European flights, grounded for days by a volcanic ash cloud, are beginning to take off again, but the situation remains chaotic. Paris airports were opened to limited air traffic Tuesday.
Air France has announced transatlantic flights from the two Paris-area airports, Charles de Gaulle and Orly, and limited domestic and European service. The French government has said flight service would return very progressively to normal.
But on the ground at Charles de Gaulle, Tuesday morning, reporters reported a chaotic situation, with Air France counters flooded with distraught passengers and almost no flights appearing on the schedule boards.
The first foreign flight that came in Tuesday morning was from Abidjan. Jean, a passenger on board, told French radio it originally had been scheduled to land in Nice.
Jean said he hoped to figure out a way to get to Nice from Paris. But he was not confident he would be leaving the Paris airport any time soon.
Neighboring Switzerland and Italy also opened their air space on Tuesday and a few flights left Amsterdam and Frankfurt the evening before. But British Airways canceled short-haul flights in Britain after warnings of a new volcanic ash cloud from Iceland. Britain is sending three navy ships to bring its citizens home from continental Europe.

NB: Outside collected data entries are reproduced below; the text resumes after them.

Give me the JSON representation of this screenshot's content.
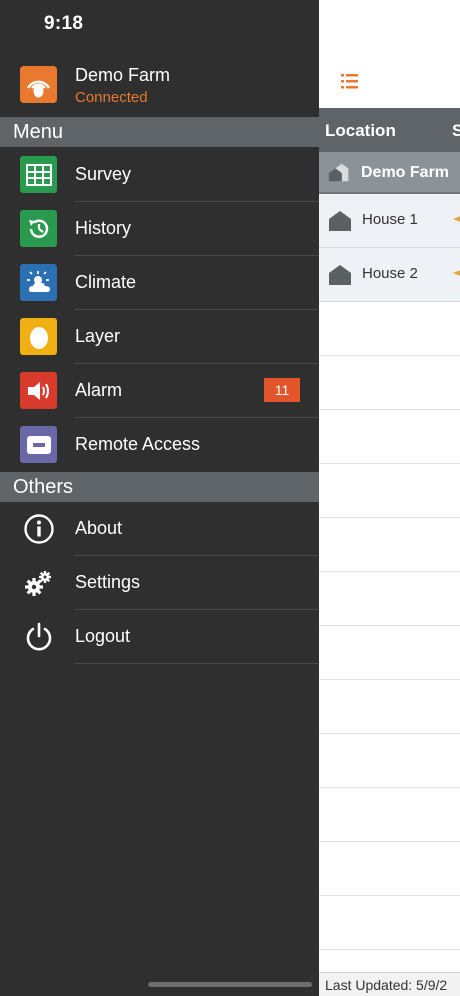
{
  "status_bar": {
    "time": "9:18"
  },
  "farm": {
    "name": "Demo Farm",
    "status": "Connected",
    "icon": "egg-signal-icon"
  },
  "menu_section": "Menu",
  "menu_items": [
    {
      "label": "Survey",
      "icon": "grid-table-icon",
      "color": "#2a9a4f"
    },
    {
      "label": "History",
      "icon": "history-clock-icon",
      "color": "#2a9a4f"
    },
    {
      "label": "Climate",
      "icon": "sun-cloud-icon",
      "color": "#2d6fb3"
    },
    {
      "label": "Layer",
      "icon": "egg-icon",
      "color": "#f0b014"
    },
    {
      "label": "Alarm",
      "icon": "speaker-icon",
      "color": "#d83a2c",
      "badge": "11"
    },
    {
      "label": "Remote Access",
      "icon": "remote-access-icon",
      "color": "#6b68a8"
    }
  ],
  "others_section": "Others",
  "others_items": [
    {
      "label": "About",
      "icon": "info-icon"
    },
    {
      "label": "Settings",
      "icon": "gears-icon"
    },
    {
      "label": "Logout",
      "icon": "power-icon"
    }
  ],
  "main": {
    "list_icon": "list-icon",
    "table_header": {
      "location": "Location",
      "second_col": "S"
    },
    "farm_row": {
      "label": "Demo Farm"
    },
    "houses": [
      {
        "label": "House 1"
      },
      {
        "label": "House 2"
      }
    ],
    "footer": "Last Updated: 5/9/2"
  },
  "colors": {
    "accent": "#e8792e",
    "drawer_bg": "#2f2f2f",
    "header_bg": "#5f6468",
    "badge": "#e2542a"
  }
}
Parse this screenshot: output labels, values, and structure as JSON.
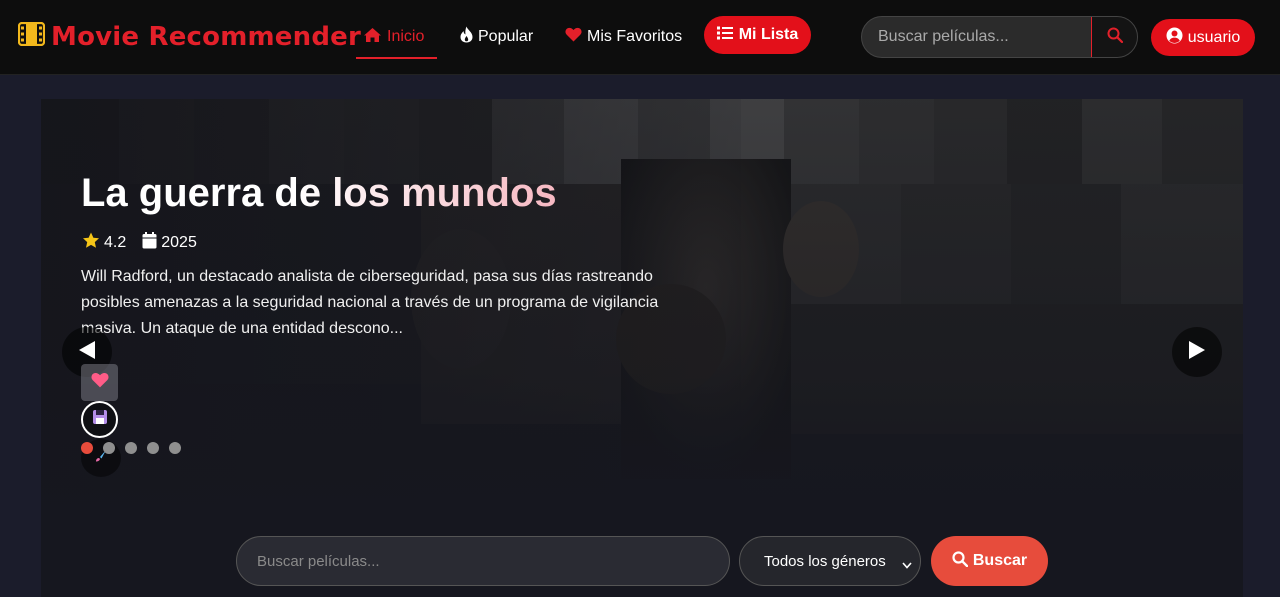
{
  "navbar": {
    "brand": "Movie Recommender",
    "brand_icon": "film-icon",
    "links": [
      {
        "label": "Inicio",
        "icon": "home-icon",
        "active": true
      },
      {
        "label": "Popular",
        "icon": "fire-icon",
        "active": false
      },
      {
        "label": "Mis Favoritos",
        "icon": "heart-icon",
        "active": false
      }
    ],
    "my_list_label": "Mi Lista",
    "search_placeholder": "Buscar películas...",
    "user_label": "usuario",
    "accent_color": "#e3101a"
  },
  "hero": {
    "title": "La guerra de los mundos",
    "rating": "4.2",
    "year": "2025",
    "description": "Will Radford, un destacado analista de ciberseguridad, pasa sus días rastreando posibles amenazas a la seguridad nacional a través de un programa de vigilancia masiva. Un ataque de una entidad descono...",
    "slide_count": 5,
    "active_slide": 1
  },
  "filters": {
    "search_placeholder": "Buscar películas...",
    "genre_selected": "Todos los géneros",
    "search_button_label": "Buscar",
    "button_color": "#e74c3c"
  }
}
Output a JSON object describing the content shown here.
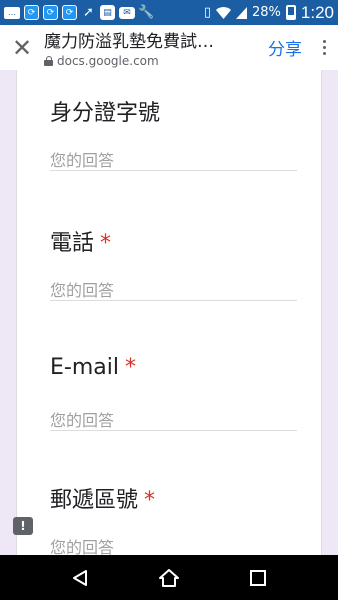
{
  "status_bar": {
    "battery_percent": "28%",
    "time": "1:20",
    "icons": [
      "message-icon",
      "sync-icon",
      "sync-icon",
      "sync-icon",
      "gesture-icon",
      "docs-icon",
      "outlook-icon",
      "wrench-icon",
      "vibrate-icon",
      "wifi-icon",
      "signal-icon",
      "battery-icon"
    ]
  },
  "app_bar": {
    "title": "魔力防溢乳墊免費試…",
    "url": "docs.google.com",
    "share_label": "分享"
  },
  "form": {
    "questions": [
      {
        "label": "身分證字號",
        "required": false,
        "placeholder": "您的回答"
      },
      {
        "label": "電話",
        "required": true,
        "placeholder": "您的回答"
      },
      {
        "label": "E-mail",
        "required": true,
        "placeholder": "您的回答"
      },
      {
        "label": "郵遞區號",
        "required": true,
        "placeholder": "您的回答"
      }
    ],
    "required_mark": "*"
  },
  "colors": {
    "status_bar": "#1b5ea3",
    "accent": "#1a73e8",
    "required": "#d93025",
    "page_background": "#ede7f6"
  }
}
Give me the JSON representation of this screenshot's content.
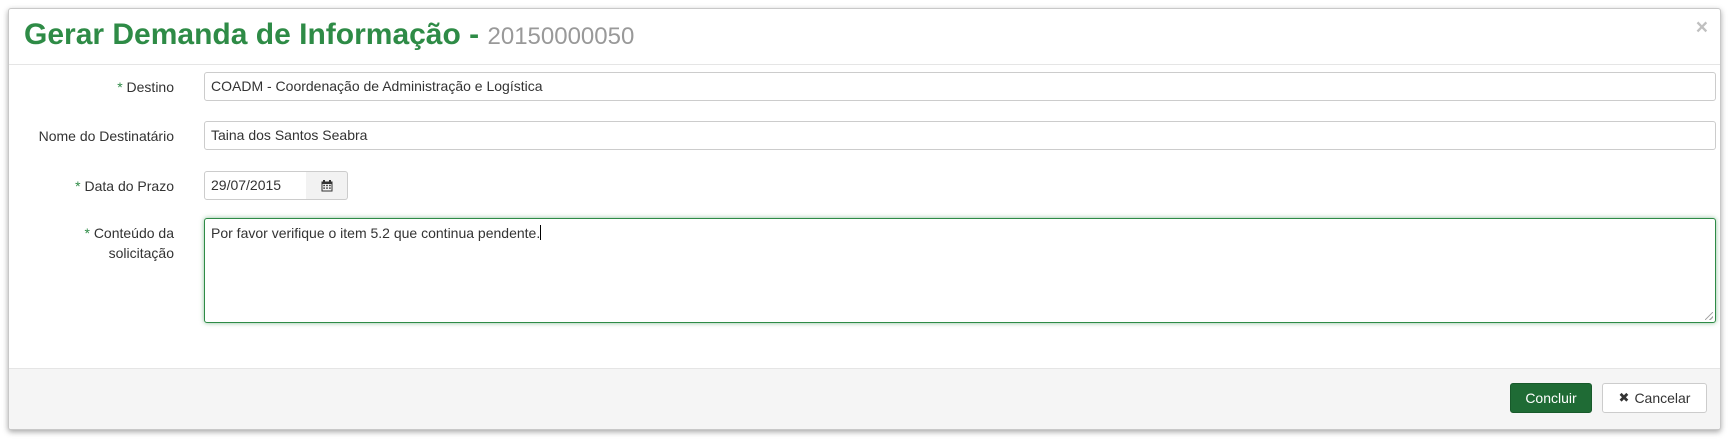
{
  "modal": {
    "title": "Gerar Demanda de Informação -",
    "number": "20150000050",
    "close_symbol": "×"
  },
  "form": {
    "required_mark": "*",
    "destino": {
      "label": "Destino",
      "value": "COADM - Coordenação de Administração e Logística"
    },
    "nome_destinatario": {
      "label": "Nome do Destinatário",
      "value": "Taina dos Santos Seabra"
    },
    "data_prazo": {
      "label": "Data do Prazo",
      "value": "29/07/2015",
      "calendar_icon": "calendar-icon"
    },
    "conteudo": {
      "label_line1": "Conteúdo da",
      "label_line2": "solicitação",
      "value": "Por favor verifique o item 5.2 que continua pendente."
    }
  },
  "footer": {
    "concluir_label": "Concluir",
    "cancelar_label": "Cancelar",
    "cancelar_icon_symbol": "✖"
  },
  "colors": {
    "brand_green": "#2e8b46",
    "primary_button": "#1f6b35",
    "muted_gray": "#999999"
  }
}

On Monday, European Union transport ministers agreed to split the European air space into three zones, ranging from fully open to fully closed, depending on the movement of the ash.

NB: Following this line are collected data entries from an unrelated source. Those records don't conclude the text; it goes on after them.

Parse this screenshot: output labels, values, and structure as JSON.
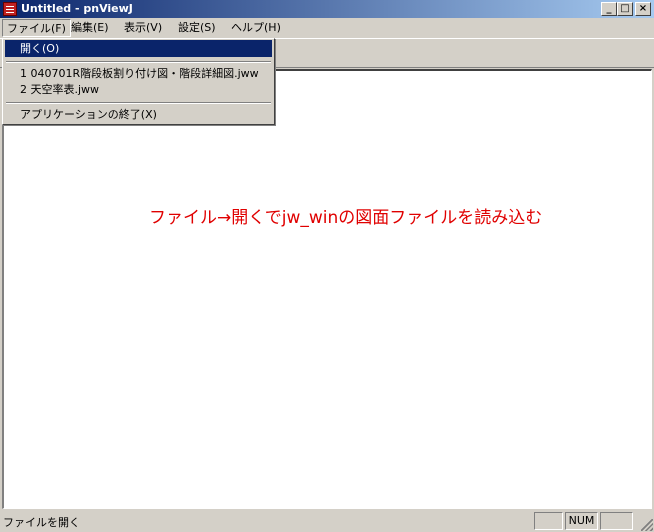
{
  "window": {
    "title": "Untitled - pnViewJ",
    "minimize_glyph": "_",
    "maximize_glyph": "□",
    "close_glyph": "×"
  },
  "menubar": {
    "items": [
      {
        "label": "ファイル(F)"
      },
      {
        "label": "編集(E)"
      },
      {
        "label": "表示(V)"
      },
      {
        "label": "設定(S)"
      },
      {
        "label": "ヘルプ(H)"
      }
    ]
  },
  "file_menu": {
    "open": "開く(O)",
    "recent": [
      {
        "label": "1 040701R階段板割り付け図・階段詳細図.jww"
      },
      {
        "label": "2 天空率表.jww"
      }
    ],
    "exit": "アプリケーションの終了(X)"
  },
  "annotation": {
    "text": "ファイル→開くでjw_winの図面ファイルを読み込む",
    "color": "#e00000"
  },
  "statusbar": {
    "text": "ファイルを開く",
    "num_indicator": "NUM"
  },
  "colors": {
    "titlebar_start": "#0a246a",
    "titlebar_end": "#a6caf0",
    "menu_highlight": "#0a246a",
    "face": "#d4d0c8"
  }
}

European Commissioner Siim Kallas says, based on the latest forecasts, about half of EU territory would be affected by the ash cloud on Tuesday.
"From this perspective, half of the flights [will be] operating in Europe [on Tuesday]. But there will be a difficult, complex situation, and for that reason it's so necessary to coordinate European efforts," said Kallas.
For its part, NATO reported two of its fighter planes suffered engine damage, Monday, after flying through an ash cloud.